The degree to which contact-isolation precautions (i.e., handwashing, gloving, gowning, cohorting of CF patients by their PC-colonization status, and discarding contaminated articles) (8) were followed at each camp in this report was not assessed; therefore, the impact of recommended precautions for preventing nosocomially acquired PC at camp is unknown. In CF camps where transmission of PC has been suspected or where the prevalence of PC-positive campers exceeds 5%, and/or camp duration is longer than 1 week, camp personnel should either fully implement contact-isolation precautions at the camp or prohibit PC-positive and PC-negative CF patients from attending camp together (8). In areas with a high prevalence of PC-positive patients, separate CF summer camps for PC-positive and PC-negative patients may be feasible.

These recommendations are dependent on adequate procedures for screening patients before camp. Therefore, sputum or throat cultures should be appropriately collected from patients with CF and transported to and processed in a laboratory that routinely uses PC-selective media and by personnel who are proficient in isolating and identifying PC from sputum of patients with CF (9).


  1. Isles A, Maclusky I, Corey M, et al. Pseudomonas cepacia infection in cystic fibrosis patients: an emerging problem. J Pediatr 1984;104:206-10.

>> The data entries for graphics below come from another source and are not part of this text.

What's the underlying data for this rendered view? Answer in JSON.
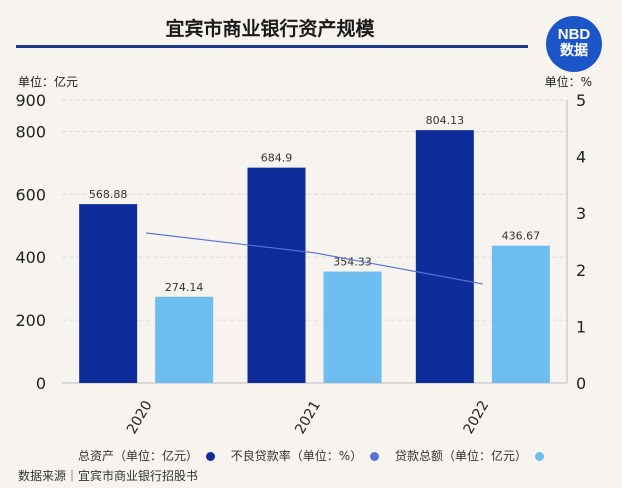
{
  "header": {
    "title": "宜宾市商业银行资产规模",
    "logo_line1": "NBD",
    "logo_line2": "数据"
  },
  "axes": {
    "left_unit": "单位：亿元",
    "right_unit": "单位：%"
  },
  "legend": [
    {
      "label": "总资产（单位：亿元）",
      "color": "#0f2d9a"
    },
    {
      "label": "不良贷款率（单位：%）",
      "color": "#5a72de"
    },
    {
      "label": "贷款总额（单位：亿元）",
      "color": "#6ebdf0"
    }
  ],
  "footer": {
    "source": "数据来源｜宜宾市商业银行招股书"
  },
  "chart_data": {
    "type": "bar",
    "categories": [
      "2020",
      "2021",
      "2022"
    ],
    "series": [
      {
        "name": "总资产（单位：亿元）",
        "values": [
          568.88,
          684.9,
          804.13
        ],
        "labels": [
          "568.88",
          "684.9",
          "804.13"
        ],
        "color": "#0f2d9a",
        "axis": "left",
        "kind": "bar"
      },
      {
        "name": "贷款总额（单位：亿元）",
        "values": [
          274.14,
          354.33,
          436.67
        ],
        "labels": [
          "274.14",
          "354.33",
          "436.67"
        ],
        "color": "#6ebdf0",
        "axis": "left",
        "kind": "bar"
      },
      {
        "name": "不良贷款率（单位：%）",
        "values": [
          2.65,
          2.3,
          1.75
        ],
        "color": "#5a72de",
        "axis": "right",
        "kind": "line"
      }
    ],
    "y_left": {
      "ylim": [
        0,
        900
      ],
      "ticks": [
        "0",
        "200",
        "400",
        "600",
        "800",
        "900"
      ]
    },
    "y_right": {
      "ylim": [
        0,
        5
      ],
      "ticks": [
        "0",
        "1",
        "2",
        "3",
        "4",
        "5"
      ]
    },
    "grid": true,
    "legend_position": "bottom"
  }
}
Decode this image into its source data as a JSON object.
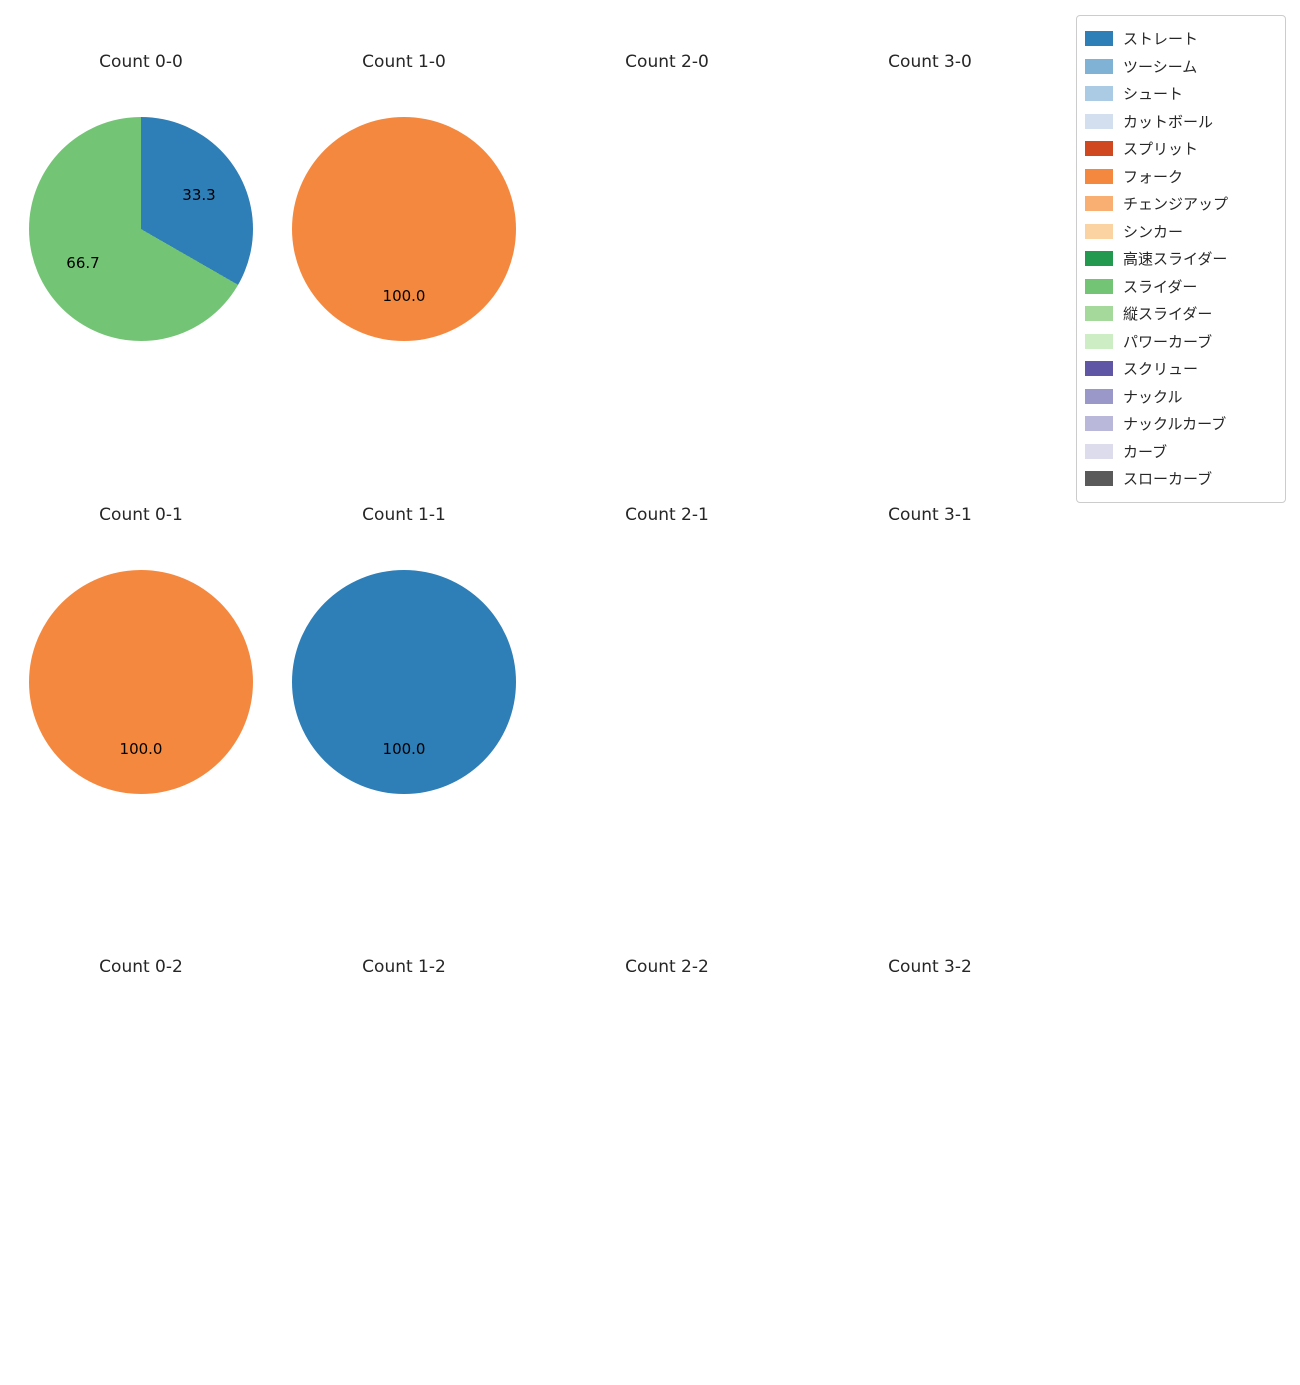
{
  "page": {
    "background": "#ffffff"
  },
  "legend": {
    "items": [
      {
        "label": "ストレート",
        "color": "#2e7eb8"
      },
      {
        "label": "ツーシーム",
        "color": "#7fb2d5"
      },
      {
        "label": "シュート",
        "color": "#abcbe4"
      },
      {
        "label": "カットボール",
        "color": "#d3dfee"
      },
      {
        "label": "スプリット",
        "color": "#d0481f"
      },
      {
        "label": "フォーク",
        "color": "#f5883f"
      },
      {
        "label": "チェンジアップ",
        "color": "#f9af72"
      },
      {
        "label": "シンカー",
        "color": "#fbd3a3"
      },
      {
        "label": "高速スライダー",
        "color": "#23994f"
      },
      {
        "label": "スライダー",
        "color": "#74c476"
      },
      {
        "label": "縦スライダー",
        "color": "#a5d99c"
      },
      {
        "label": "パワーカーブ",
        "color": "#cdedc5"
      },
      {
        "label": "スクリュー",
        "color": "#5f57a5"
      },
      {
        "label": "ナックル",
        "color": "#9a98c8"
      },
      {
        "label": "ナックルカーブ",
        "color": "#b9b8da"
      },
      {
        "label": "カーブ",
        "color": "#dddcec"
      },
      {
        "label": "スローカーブ",
        "color": "#5a5a5a"
      }
    ]
  },
  "chart_data": [
    {
      "type": "pie",
      "title": "Count 0-0",
      "start_angle_deg": 0,
      "direction": "clockwise",
      "slices": [
        {
          "label": "ストレート",
          "value": 33.3
        },
        {
          "label": "スライダー",
          "value": 66.7
        }
      ]
    },
    {
      "type": "pie",
      "title": "Count 1-0",
      "start_angle_deg": 0,
      "direction": "clockwise",
      "slices": [
        {
          "label": "フォーク",
          "value": 100.0
        }
      ]
    },
    {
      "type": "pie",
      "title": "Count 2-0",
      "slices": []
    },
    {
      "type": "pie",
      "title": "Count 3-0",
      "slices": []
    },
    {
      "type": "pie",
      "title": "Count 0-1",
      "start_angle_deg": 0,
      "direction": "clockwise",
      "slices": [
        {
          "label": "フォーク",
          "value": 100.0
        }
      ]
    },
    {
      "type": "pie",
      "title": "Count 1-1",
      "start_angle_deg": 0,
      "direction": "clockwise",
      "slices": [
        {
          "label": "ストレート",
          "value": 100.0
        }
      ]
    },
    {
      "type": "pie",
      "title": "Count 2-1",
      "slices": []
    },
    {
      "type": "pie",
      "title": "Count 3-1",
      "slices": []
    },
    {
      "type": "pie",
      "title": "Count 0-2",
      "slices": []
    },
    {
      "type": "pie",
      "title": "Count 1-2",
      "slices": []
    },
    {
      "type": "pie",
      "title": "Count 2-2",
      "slices": []
    },
    {
      "type": "pie",
      "title": "Count 3-2",
      "slices": []
    }
  ]
}
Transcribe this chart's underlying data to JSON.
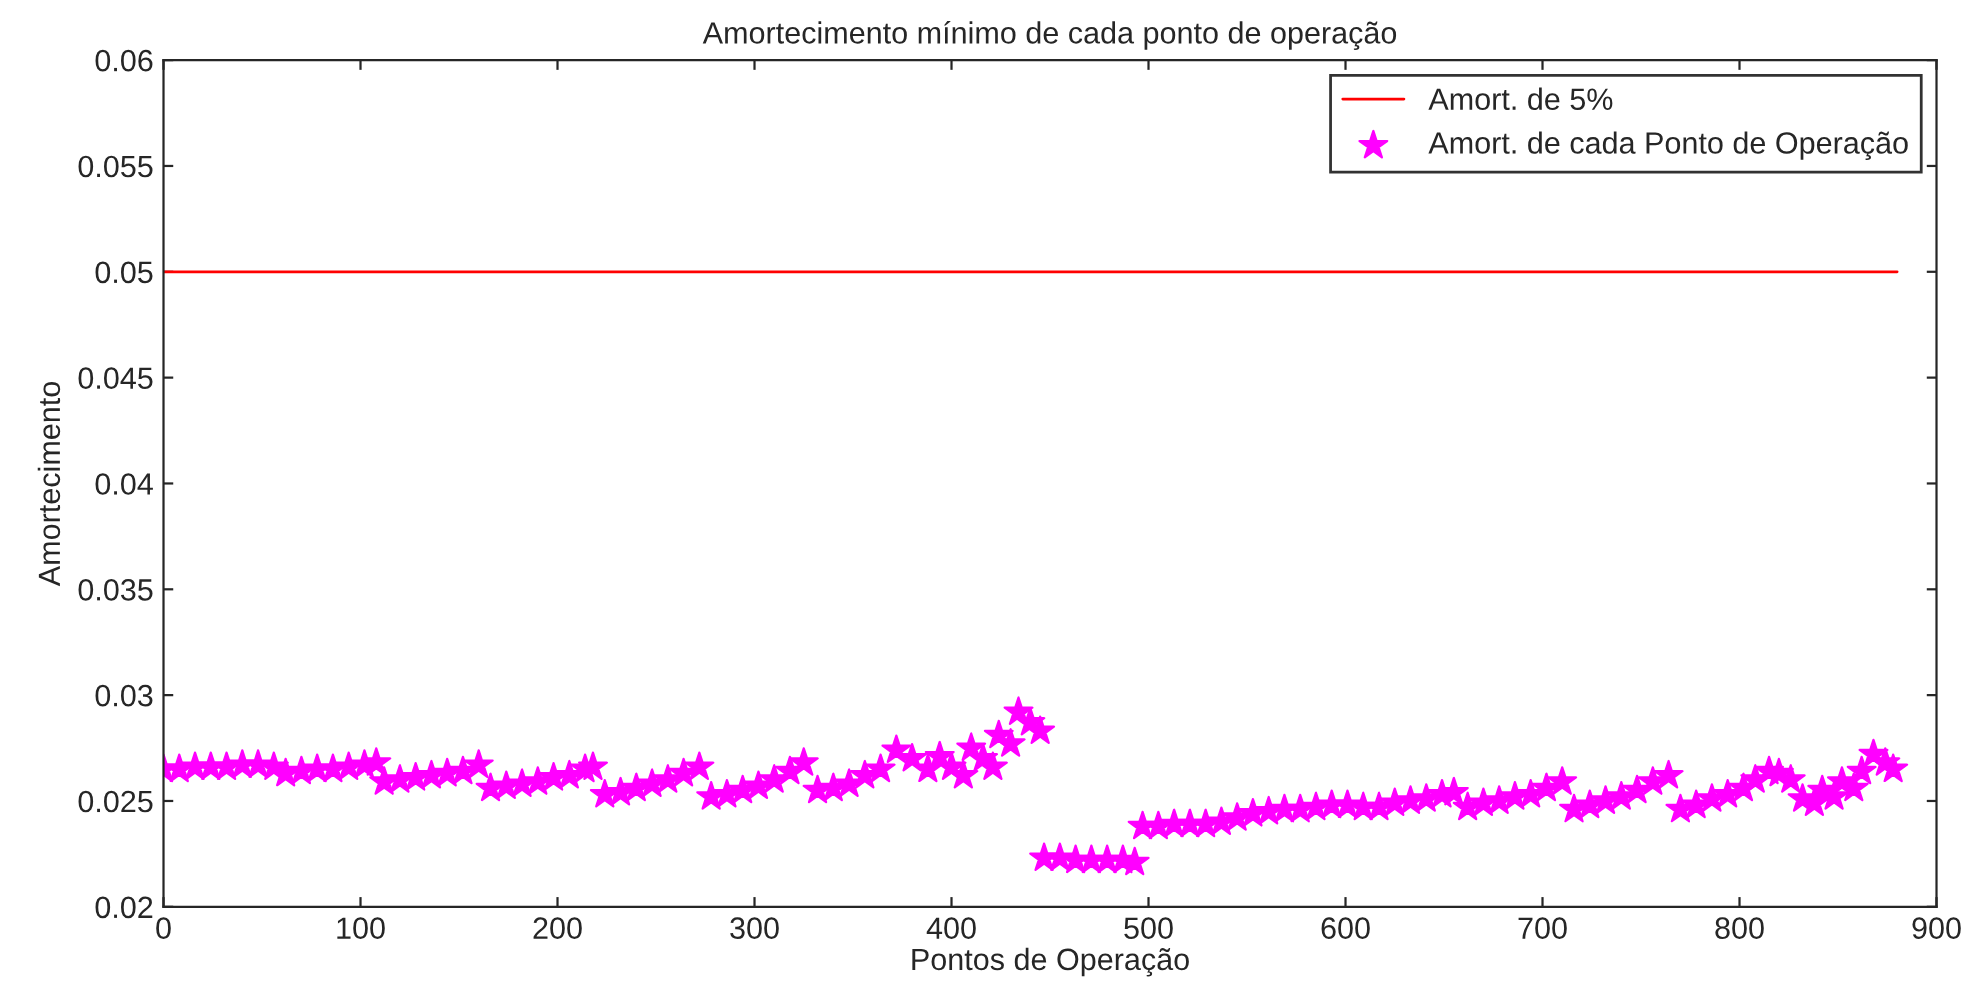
{
  "chart_data": {
    "type": "scatter",
    "title": "Amortecimento mínimo de cada ponto de operação",
    "xlabel": "Pontos de Operação",
    "ylabel": "Amortecimento",
    "xlim": [
      0,
      900
    ],
    "xticks": [
      0,
      100,
      200,
      300,
      400,
      500,
      600,
      700,
      800,
      900
    ],
    "ylim": [
      0.02,
      0.06
    ],
    "yticks": [
      0.02,
      0.025,
      0.03,
      0.035,
      0.04,
      0.045,
      0.05,
      0.055,
      0.06
    ],
    "grid": false,
    "legend": "top right",
    "series": [
      {
        "name": "Amort. de 5%",
        "type": "line",
        "color": "#ff0000",
        "line_style": "solid",
        "marker": "none",
        "x": [
          0,
          880
        ],
        "values": [
          0.05,
          0.05
        ]
      },
      {
        "name": "Amort. de cada Ponto de Operação",
        "marker": "star",
        "color": "#ff00ff",
        "x": [
          0,
          8,
          16,
          24,
          32,
          40,
          48,
          56,
          62,
          70,
          78,
          86,
          94,
          102,
          108,
          112,
          120,
          128,
          136,
          144,
          152,
          160,
          166,
          174,
          182,
          190,
          198,
          206,
          214,
          218,
          224,
          232,
          240,
          248,
          256,
          264,
          272,
          278,
          286,
          294,
          302,
          310,
          318,
          325,
          332,
          340,
          348,
          356,
          364,
          372,
          380,
          388,
          394,
          400,
          406,
          410,
          416,
          421,
          424,
          430,
          434,
          440,
          445,
          447,
          455,
          463,
          471,
          479,
          487,
          493,
          497,
          505,
          513,
          521,
          529,
          537,
          545,
          553,
          561,
          569,
          577,
          585,
          593,
          601,
          609,
          617,
          625,
          633,
          641,
          649,
          655,
          662,
          670,
          678,
          686,
          694,
          702,
          710,
          716,
          724,
          732,
          740,
          748,
          756,
          764,
          770,
          778,
          786,
          794,
          802,
          808,
          815,
          820,
          826,
          832,
          838,
          842,
          848,
          852,
          858,
          862,
          868,
          874,
          878
        ],
        "values": [
          0.0265,
          0.0265,
          0.0266,
          0.0266,
          0.0266,
          0.0267,
          0.0267,
          0.0266,
          0.0263,
          0.0264,
          0.0265,
          0.0265,
          0.0266,
          0.0267,
          0.0268,
          0.0259,
          0.026,
          0.0261,
          0.0262,
          0.0263,
          0.0264,
          0.0267,
          0.0256,
          0.0257,
          0.0258,
          0.0259,
          0.0261,
          0.0262,
          0.0265,
          0.0266,
          0.0253,
          0.0254,
          0.0256,
          0.0258,
          0.026,
          0.0263,
          0.0266,
          0.0252,
          0.0253,
          0.0255,
          0.0257,
          0.026,
          0.0264,
          0.0268,
          0.0255,
          0.0256,
          0.0258,
          0.0262,
          0.0265,
          0.0274,
          0.027,
          0.0265,
          0.0271,
          0.0266,
          0.0262,
          0.0275,
          0.027,
          0.0266,
          0.0281,
          0.0277,
          0.0292,
          0.0287,
          0.0283,
          0.0223,
          0.0223,
          0.0222,
          0.0222,
          0.0222,
          0.0222,
          0.0221,
          0.0238,
          0.0238,
          0.0239,
          0.0239,
          0.0239,
          0.024,
          0.0242,
          0.0244,
          0.0245,
          0.0246,
          0.0246,
          0.0247,
          0.0248,
          0.0248,
          0.0247,
          0.0247,
          0.0249,
          0.025,
          0.0251,
          0.0253,
          0.0254,
          0.0247,
          0.0249,
          0.025,
          0.0252,
          0.0253,
          0.0256,
          0.0259,
          0.0246,
          0.0248,
          0.025,
          0.0252,
          0.0255,
          0.0259,
          0.0262,
          0.0246,
          0.0248,
          0.0251,
          0.0253,
          0.0256,
          0.026,
          0.0264,
          0.0263,
          0.026,
          0.0251,
          0.0249,
          0.0255,
          0.0252,
          0.0259,
          0.0256,
          0.0264,
          0.0272,
          0.0268,
          0.0265
        ]
      }
    ]
  }
}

  2. Tablan OC, Chorba TL, Schidlow DV, et al. Pseudomonas cepacia colonization in patients with cystic fibrosis: risk factors and clinical outcome. J Pediatr 1985;107:382-7.

  3. Tablan OC, Martone WJ, Doershuk CF, et al. Colonization of the respiratory tract with Pseudomonas cepacia in cystic fibrosis: risk factors and outcomes. Chest 1987;91:527-32.

  4. Lewin LO, Byard PJ, Davis PB. Effect of Pseudomonas cepacia colonization on survival and pulmonary function of cystic fibrosis patients. J Clin Epidemiol 1990;43:125-31.

  5. LiPuma JJ, Dasen TD, Nielson DW, Stern RC, Stull TL. Person-to-person transmission of Pseudomonas cepacia between patients with cystic fibrosis. Lancet 1990;336:1094-6.

  6. Thomassen MJ, Demko CA, Doershuk CF, Stern RC, Klinger JD. Pseudomonas cepacia: decrease in colonization in cystic fibrosis patients. Am Rev Respir Dis 1986;134:669-71.

  7. Burdge DR, Nakielna EM, Noble MA. Case-control and vector studies of nosocomial acquisition of Pseudomonas cepacia by adult patients with cystic fibrosis. Infect Control Hosp Epidemiol 1993;14:127-30.

  8. Garner JS, Simmons BP. Guideline for isolation precautions in hospitals. Infect Control 1983;4(suppl):245-325.

  9. Tablan OC, Carson LA, Cusick LB, Bland LA, Martone WJ. Use of selective media in isolating Pseudomonas cepacia from simulated sputum specimens of cystic fibrosis patients: results of laboratory proficiency tests. J Clin Microbiol 1987;25:485-7.